# Contextual Bayesian Optimisation via Large Language Models

This notebook will:
- Demonstrate the works of https://github.com/ur-whitelab/BO-LIFT, which focusses on few-shot/in-context learning (FS/ICL) for estimating the aqueous solubility (ESOL--Estimated SOLubility) of a compound and also yield calculations from chemical compound interactions. The advantages of ICL are demonstrated here: https://en.wikipedia.org/wiki/In-context_learning_(natural_language_processing). 
- Show attempts of extending the works of https://arxiv.org/pdf/2304.05341.pdf via (non-exhaustive):
1. Implementation of advanced contextual prompting (not simply just compound+solubility or compound+yield).
2. Implementation of further acquisition functions for the Bayesian optimisation protocol.
- If possible, try alternative frameworks:
- Experimenting with chain-of-thought prompting variations (https://www.promptingguide.ai/techniques/cot).
- Experimenting with tree-of-thought prompting (https://www.promptingguide.ai/techniques/tot).
- Multi-task Bayesian optimization (for instance, we might want to optimize not just for solubility, but also for yield, or some other property), you could use a multi-task Bayesian optimization approach.

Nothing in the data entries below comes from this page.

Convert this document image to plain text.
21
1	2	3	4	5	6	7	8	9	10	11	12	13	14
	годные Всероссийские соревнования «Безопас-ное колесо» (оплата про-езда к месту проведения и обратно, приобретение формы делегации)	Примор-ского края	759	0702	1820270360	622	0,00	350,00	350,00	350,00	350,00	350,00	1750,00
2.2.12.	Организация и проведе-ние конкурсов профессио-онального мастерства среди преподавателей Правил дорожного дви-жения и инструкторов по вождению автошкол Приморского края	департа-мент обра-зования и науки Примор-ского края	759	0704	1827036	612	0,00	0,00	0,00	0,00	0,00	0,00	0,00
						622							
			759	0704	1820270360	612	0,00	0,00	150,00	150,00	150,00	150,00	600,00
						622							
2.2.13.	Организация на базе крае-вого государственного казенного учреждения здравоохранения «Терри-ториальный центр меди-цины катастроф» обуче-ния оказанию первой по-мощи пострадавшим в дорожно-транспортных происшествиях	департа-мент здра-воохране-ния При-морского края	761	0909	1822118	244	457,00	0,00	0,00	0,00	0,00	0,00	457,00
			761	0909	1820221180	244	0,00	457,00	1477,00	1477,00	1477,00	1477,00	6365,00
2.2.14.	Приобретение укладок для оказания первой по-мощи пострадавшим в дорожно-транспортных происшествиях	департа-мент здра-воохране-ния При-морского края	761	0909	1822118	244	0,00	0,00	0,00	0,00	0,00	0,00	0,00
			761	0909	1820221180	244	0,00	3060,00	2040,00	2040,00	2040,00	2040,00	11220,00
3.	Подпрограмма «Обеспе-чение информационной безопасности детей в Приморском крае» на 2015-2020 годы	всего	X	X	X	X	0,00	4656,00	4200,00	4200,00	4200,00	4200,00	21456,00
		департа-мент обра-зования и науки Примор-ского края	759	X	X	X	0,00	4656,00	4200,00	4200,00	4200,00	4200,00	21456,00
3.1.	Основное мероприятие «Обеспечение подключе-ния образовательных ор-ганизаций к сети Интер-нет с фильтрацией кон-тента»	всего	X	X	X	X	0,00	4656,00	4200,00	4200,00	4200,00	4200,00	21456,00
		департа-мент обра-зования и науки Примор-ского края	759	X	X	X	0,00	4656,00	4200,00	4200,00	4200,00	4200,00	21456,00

<DIV STYLE="background-color:#000000; height:10px; width:100%;">

# Import Libraries

In [None]:
# Standard Library
import json
import itertools
import os
import requests

# Third Party
import numpy as np
import pandas as pd
import openai
import matplotlib.pyplot as plt

# Private
import bolift
import qafnet
from bolift.llm_model import GaussDist, DiscreteDist
from langchain.prompts.prompt import PromptTemplate

In [None]:
# Seed results
np.random.seed(0)

In [None]:
# Default OpenAI API Key
os.environ["OPENAI_API_KEY"] = "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"

# Data Preparation

In [None]:
# Establish path to solubility data
esol_df = pd.read_csv("paper/data/esol_iupac.csv")
aqsol_df = pd.read_csv("paper/data/full_solubility.csv")

In [None]:
# Clean
aqsol_df = aqsol_df.dropna()
aqsol_df = aqsol_df.drop_duplicates().reset_index(drop=True)
aqsol_df

In [None]:
# Rename column
aqsol_df.rename(columns={'Name': 'Compound ID'}, inplace=True)

In [None]:
# Clean
esol_df = esol_df.dropna()
esol_df = esol_df.drop_duplicates().reset_index(drop=True)
esol_df

In [None]:
# Merge two datasets to find common names
final_df = aqsol_df.merge(esol_df, on='Compound ID')

In [None]:
  np.random.seed(0)
    # Establish path to solubility data
    esol_df = pd.read_csv("../paper/data/esol_iupac.csv")
    aqsol_df = pd.read_csv("../paper/data/full_solubility.csv")
    # Clean
    aqsol_df = aqsol_df.dropna()
    aqsol_df = aqsol_df.drop_duplicates().reset_index(drop=True)
    aqsol_df.rename(columns={'Name': 'Compound ID'}, inplace=True)
    esol_df = esol_df.dropna()
    esol_df = esol_df.drop_duplicates().reset_index(drop=True)
    final_df = aqsol_df.merge(esol_df, on='Compound ID')
    final_df = final_df.drop(["SMILES_x"], axis=1)
    final_df.rename(columns={'SMILES_y': 'SMILES', 'MolWt': 'Molecular Weight', 'BalabanJ': 'Balaban J',
                             'BertzCT': 'Complexity Index'}, inplace=True)
    # Obtain extra context to provide new interface
    new_df = final_df[["Compound ID", "SMILES", "Molecular Weight", "Complexity Index", "Solubility"]]
    new_df.columns = [col.lower() if col != "SMILES" else col for col in new_df.columns]
    # Instantiate LLM model through ask-tell interface
    bolift_at = bolift.AskTellFewShotTopk()
    qaf_at = qafnet.QAFFewShotTopK()
    # Tell the model some points (few-shot/ICL)
    mini_df = new_df.head(5)
    icl_examples = []
    icl_values = []
    # BO-Lift model
    for _, row in mini_df.iterrows():
        icl_examples.append(row["compound id"])
        icl_values.append(row["solubility"])
        bolift_at.tell(row["compound id"], row["solubility"])
    # QAFNet model
    qaf_at.tell(data=mini_df)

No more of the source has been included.